I am an intelligent, articulate, kind and mildly crazy individual. I have lived a lot of life, and suffered through more than most. When I was younger I used to cry and cry over the injustices I saw in the hand I was dealt. "It's just not fair!" I'd cry each night. As an adult I've grown to know that it wasnt fair, but sometimes that's just the way life goes. My saving grace has been that I do believe that everything happens for a reason. When I ask myself today why I am so broken, the answer may be so that I can help others get fixed. A very close friend of mine thinks I could fill a book with my experience, which is probably true. She also seems to think that something I have to say could be of use to someone out there in the wide world. This idea gives me great hope. So with that thought in mind I'd like to start by defining more formally one of my most favorite terms relating to mental health. brain disease.
brain disease: (n) a condition implied by any combination of a set of internally originating symptoms which result in decreased functionality, mentally, emotionally or psychologically, often marked by impaired cognitive function, altered personality expression and adversely effected mood, as well as generalized physical side effects.
Clearly any specified area of mental health, or illness, can fall under this definition, but this definition doesn't require all of the specific components which make it up. For example: I have a brain disease. Simple, straight forward, and drives home the point that I struggle with some aspect of my psychological wellness. Most specifically I suffer from chronic depression, generalized anxiety disorder, ACA & codependency issues, post traumatic stress disorder, alcoholism and drug addiction.
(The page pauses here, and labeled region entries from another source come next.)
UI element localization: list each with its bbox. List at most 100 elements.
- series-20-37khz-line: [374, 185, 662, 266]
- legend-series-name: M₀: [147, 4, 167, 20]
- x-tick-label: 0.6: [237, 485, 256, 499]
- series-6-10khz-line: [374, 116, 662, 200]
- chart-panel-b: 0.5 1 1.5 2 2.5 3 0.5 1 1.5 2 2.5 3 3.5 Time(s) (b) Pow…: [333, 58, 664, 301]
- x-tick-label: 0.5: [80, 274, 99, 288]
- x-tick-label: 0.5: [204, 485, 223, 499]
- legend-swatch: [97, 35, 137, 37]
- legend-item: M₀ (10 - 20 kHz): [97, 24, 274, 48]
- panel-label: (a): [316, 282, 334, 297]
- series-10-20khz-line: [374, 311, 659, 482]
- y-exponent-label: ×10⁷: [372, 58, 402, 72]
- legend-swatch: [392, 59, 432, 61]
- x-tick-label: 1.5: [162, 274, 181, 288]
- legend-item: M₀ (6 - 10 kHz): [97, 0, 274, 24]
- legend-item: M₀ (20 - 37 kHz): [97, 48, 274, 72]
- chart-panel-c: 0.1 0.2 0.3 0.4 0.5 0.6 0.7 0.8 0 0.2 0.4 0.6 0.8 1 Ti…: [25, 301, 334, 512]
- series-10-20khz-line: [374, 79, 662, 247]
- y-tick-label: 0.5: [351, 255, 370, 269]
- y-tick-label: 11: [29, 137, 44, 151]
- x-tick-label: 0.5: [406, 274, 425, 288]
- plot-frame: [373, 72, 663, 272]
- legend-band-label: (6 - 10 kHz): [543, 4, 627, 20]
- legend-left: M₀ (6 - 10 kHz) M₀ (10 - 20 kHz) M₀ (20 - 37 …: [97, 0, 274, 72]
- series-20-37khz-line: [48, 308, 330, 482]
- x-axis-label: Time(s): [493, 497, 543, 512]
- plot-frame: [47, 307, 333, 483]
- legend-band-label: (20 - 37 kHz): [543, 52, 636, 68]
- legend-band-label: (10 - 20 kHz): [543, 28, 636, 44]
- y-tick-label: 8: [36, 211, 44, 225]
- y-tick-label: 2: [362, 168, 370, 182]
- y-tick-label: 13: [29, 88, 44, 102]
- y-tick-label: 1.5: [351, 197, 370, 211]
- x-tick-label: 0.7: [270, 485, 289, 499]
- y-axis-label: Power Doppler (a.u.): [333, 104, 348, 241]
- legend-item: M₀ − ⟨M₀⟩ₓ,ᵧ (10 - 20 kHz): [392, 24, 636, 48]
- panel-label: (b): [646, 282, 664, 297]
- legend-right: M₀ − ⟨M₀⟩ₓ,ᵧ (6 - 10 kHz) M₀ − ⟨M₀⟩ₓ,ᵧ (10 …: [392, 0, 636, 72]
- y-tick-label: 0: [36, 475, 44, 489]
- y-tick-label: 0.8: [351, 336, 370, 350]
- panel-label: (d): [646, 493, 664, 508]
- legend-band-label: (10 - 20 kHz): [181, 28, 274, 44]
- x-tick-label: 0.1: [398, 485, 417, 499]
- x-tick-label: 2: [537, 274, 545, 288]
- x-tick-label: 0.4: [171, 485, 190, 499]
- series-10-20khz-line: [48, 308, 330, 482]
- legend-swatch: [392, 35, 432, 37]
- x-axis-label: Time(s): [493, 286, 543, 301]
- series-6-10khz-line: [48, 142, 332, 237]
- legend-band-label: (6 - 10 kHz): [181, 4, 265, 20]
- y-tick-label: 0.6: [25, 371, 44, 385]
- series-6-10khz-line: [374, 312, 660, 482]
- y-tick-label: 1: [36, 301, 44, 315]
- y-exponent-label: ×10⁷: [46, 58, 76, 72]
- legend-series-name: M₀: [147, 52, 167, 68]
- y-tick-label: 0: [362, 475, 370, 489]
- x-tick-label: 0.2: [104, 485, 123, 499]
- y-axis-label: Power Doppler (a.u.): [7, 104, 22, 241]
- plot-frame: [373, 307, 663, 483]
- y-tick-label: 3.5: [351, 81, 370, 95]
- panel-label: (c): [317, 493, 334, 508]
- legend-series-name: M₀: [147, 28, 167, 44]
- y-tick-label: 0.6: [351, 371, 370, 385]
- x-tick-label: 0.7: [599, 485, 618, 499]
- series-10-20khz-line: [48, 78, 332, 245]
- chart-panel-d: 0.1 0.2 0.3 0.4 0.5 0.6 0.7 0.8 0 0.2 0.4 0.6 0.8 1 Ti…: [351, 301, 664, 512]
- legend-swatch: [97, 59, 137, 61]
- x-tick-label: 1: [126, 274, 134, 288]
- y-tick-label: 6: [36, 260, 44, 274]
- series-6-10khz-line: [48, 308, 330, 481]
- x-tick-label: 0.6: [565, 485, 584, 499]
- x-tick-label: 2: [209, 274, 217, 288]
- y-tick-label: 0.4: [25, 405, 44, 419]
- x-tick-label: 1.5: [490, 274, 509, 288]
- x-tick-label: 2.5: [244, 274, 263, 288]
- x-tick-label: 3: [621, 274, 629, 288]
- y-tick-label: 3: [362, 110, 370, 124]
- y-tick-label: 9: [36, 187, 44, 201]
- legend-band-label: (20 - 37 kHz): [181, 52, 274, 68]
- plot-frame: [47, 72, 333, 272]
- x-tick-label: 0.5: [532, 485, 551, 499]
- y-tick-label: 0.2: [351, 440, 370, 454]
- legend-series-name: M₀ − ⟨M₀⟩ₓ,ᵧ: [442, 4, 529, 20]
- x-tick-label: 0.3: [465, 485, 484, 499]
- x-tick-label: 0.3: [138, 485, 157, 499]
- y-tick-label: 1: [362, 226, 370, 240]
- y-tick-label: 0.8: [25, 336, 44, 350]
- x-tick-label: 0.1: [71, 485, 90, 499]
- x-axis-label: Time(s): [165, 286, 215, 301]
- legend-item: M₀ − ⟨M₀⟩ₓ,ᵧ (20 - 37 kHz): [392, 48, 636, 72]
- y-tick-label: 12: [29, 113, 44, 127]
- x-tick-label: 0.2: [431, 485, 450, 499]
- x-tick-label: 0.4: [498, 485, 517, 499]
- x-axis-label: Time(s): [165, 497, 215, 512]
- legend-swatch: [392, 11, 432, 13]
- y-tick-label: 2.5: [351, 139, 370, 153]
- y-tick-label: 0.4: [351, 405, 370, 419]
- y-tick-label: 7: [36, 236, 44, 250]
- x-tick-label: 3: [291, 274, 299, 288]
I think that covers it all, but what a terrible mess that sounds like. One of the problems I've always had with psychology is the endless terminology necessary to describe a particular set of conditions. Given all of this information one might expect a broken down lunatic in a psyc ward, I, however, am a generally fully functional human being with a brain disease, fighting the good fight, more days than not. One could argue that the term mentally ill captures all of the same things which would fall under the term brain disease, but who wouldn't agree that there is a strong and negative stigma attached to the very idea of mental illness. In my own world I need something that says, 'yes I'm a little broken, but it's ok'. I need something that says 'my growth has been retarded, but I am not a defect'.